Kombinationen mit Ma+
Man geht davon aus, dass Kombinationen aus Ma/Ma und Ma/Ma+ unbedenklich sind, während für Ma+/Ma+ und Ma/M ein zwar kleines, aber immerhin potentielles Risiko für gesundheitliche Defekte besteht.

Interessante Effekte entstehen bei Kombinationen mit Ma und Ma+. Zwei phänotypisch aussehende non merles können phänotypisch merle Welpen produzieren!

 

Kombinationen mit M und Mh
M und Mh haben immer einen nennenswerten Einfluss! Vermieden werden sollten Kombinationen von Zuchtpartnern, die folgende Ergebnisse bringen können: Mh/Mh, Mh/M, Mh/Ma+, Mh/Ma, M/M oder M/Ma+. Es besteht ein stark erhöhtes Risiko für schwerwiegende Fehlbildungen der Sinnesorgane!

Das besondere Allel Mh
Mh – Harlekin Merle – ist das längste Merle Allel mit den meisten Basenpaaren. Mh hat eine beachtliche Spannbreite an möglichen Phänotypen und ist damit züchterisch von extremer Bedeutung. Mh ist in der Lage auch ohne Anwesenheit von anderen Merle-Allelen Pigment zu weiß zu löschen (unabhängig vom S-Lokus oder Weißfaktor!). Im Gegensatz zu allen anderen Merle-Allelen kann Mh theoretisch auch heterozygot zu Seh- und Hörbeeinträchtigungen führen. Ein Hund mit m/Mh hat so gesehen ein höheres Risikopotenzial taub zu sein, als ein Hund der Ma/Ma+ ist.

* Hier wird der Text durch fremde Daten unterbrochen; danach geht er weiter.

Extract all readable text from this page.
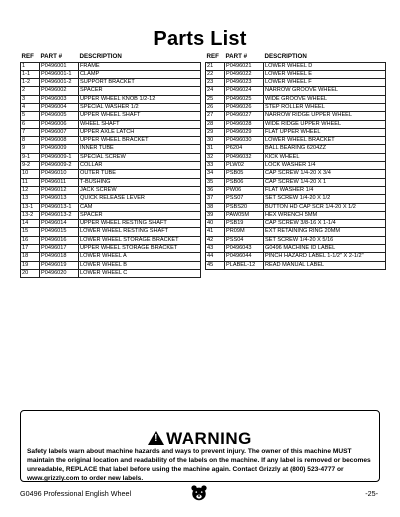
Parts List
REF	PART #	DESCRIPTION
1	P0496001	FRAME
1-1	P0496001-1	CLAMP
1-2	P0496001-2	SUPPORT BRACKET
2	P0496002	SPACER
3	P0496003	UPPER WHEEL KNOB 1/2-12
4	P0496004	SPECIAL WASHER 1/2
5	P0496005	UPPER WHEEL SHAFT
6	P0496006	WHEEL SHAFT
7	P0496007	UPPER AXLE LATCH
8	P0496008	UPPER WHEEL BRACKET
9	P0496009	INNER TUBE
9-1	P0496009-1	SPECIAL SCREW
9-2	P0496009-2	COLLAR
10	P0496010	OUTER TUBE
11	P0496011	T-BUSHING
12	P0496012	JACK SCREW
13	P0496013	QUICK RELEASE LEVER
13-1	P0496013-1	CAM
13-2	P0496013-2	SPACER
14	P0496014	UPPER WHEEL RESTING SHAFT
15	P0496015	LOWER WHEEL RESTING SHAFT
16	P0496016	LOWER WHEEL STORAGE BRACKET
17	P0496017	UPPER WHEEL STORAGE BRACKET
18	P0496018	LOWER WHEEL A
19	P0496019	LOWER WHEEL B
20	P0496020	LOWER WHEEL C
REF	PART #	DESCRIPTION
21	P0496021	LOWER WHEEL D
22	P0496022	LOWER WHEEL E
23	P0496023	LOWER WHEEL F
24	P0496024	NARROW GROOVE WHEEL
25	P0496025	WIDE GROOVE WHEEL
26	P0496026	STEP ROLLER WHEEL
27	P0496027	NARROW RIDGE UPPER WHEEL
28	P0496028	WIDE RIDGE UPPER WHEEL
29	P0496029	FLAT UPPER WHEEL
30	P0496030	LOWER WHEEL BRACKET
31	P6204	BALL BEARING 6204ZZ
32	P0496032	KICK WHEEL
33	PLW02	LOCK WASHER 1/4
34	PSB05	CAP SCREW 1/4-20 X 3/4
35	PSB06	CAP SCREW 1/4-20 X 1
36	PW06	FLAT WASHER 1/4
37	PSS07	SET SCREW 1/4-20 X 1/2
38	PSBS20	BUTTON HD CAP SCR 1/4-20 X 1/2
39	PAW05M	HEX WRENCH 5MM
40	PSB19	CAP SCREW 3/8-16 X 1-1/4
41	PR09M	EXT RETAINING RING 20MM
42	PSS04	SET SCREW 1/4-20 X 5/16
43	P0496043	G0496 MACHINE ID LABEL
44	P0496044	PINCH HAZARD LABEL 1-1/2" X 2-1/2"
45	PLABEL-12	READ MANUAL LABEL
!WARNING
Safety labels warn about machine hazards and ways to prevent injury. The owner of this machine MUST maintain the original location and readability of the labels on the machine. If any label is removed or becomes unreadable, REPLACE that label before using the machine again. Contact Grizzly at (800) 523-4777 or www.grizzly.com to order new labels.
G0496 Professional English Wheel	-25-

Mh kommt in drei Phänotypen vor!

#1 Minimal Merle

#2 Herding Merle

# phänotypisch wie classic Merle

Es besteht also eine besondere Gefahr, dass Mh in Form von Minimal Merle leicht übersehen werden kann. Dies kann ganz besonders fatal sein. Zum Beispiel wenn der Hund im Zuchteinsatz womöglich wie ein „non merle“ eingesetzt wird, genetisch aber Mh ist. So wie im Fall von Tripp!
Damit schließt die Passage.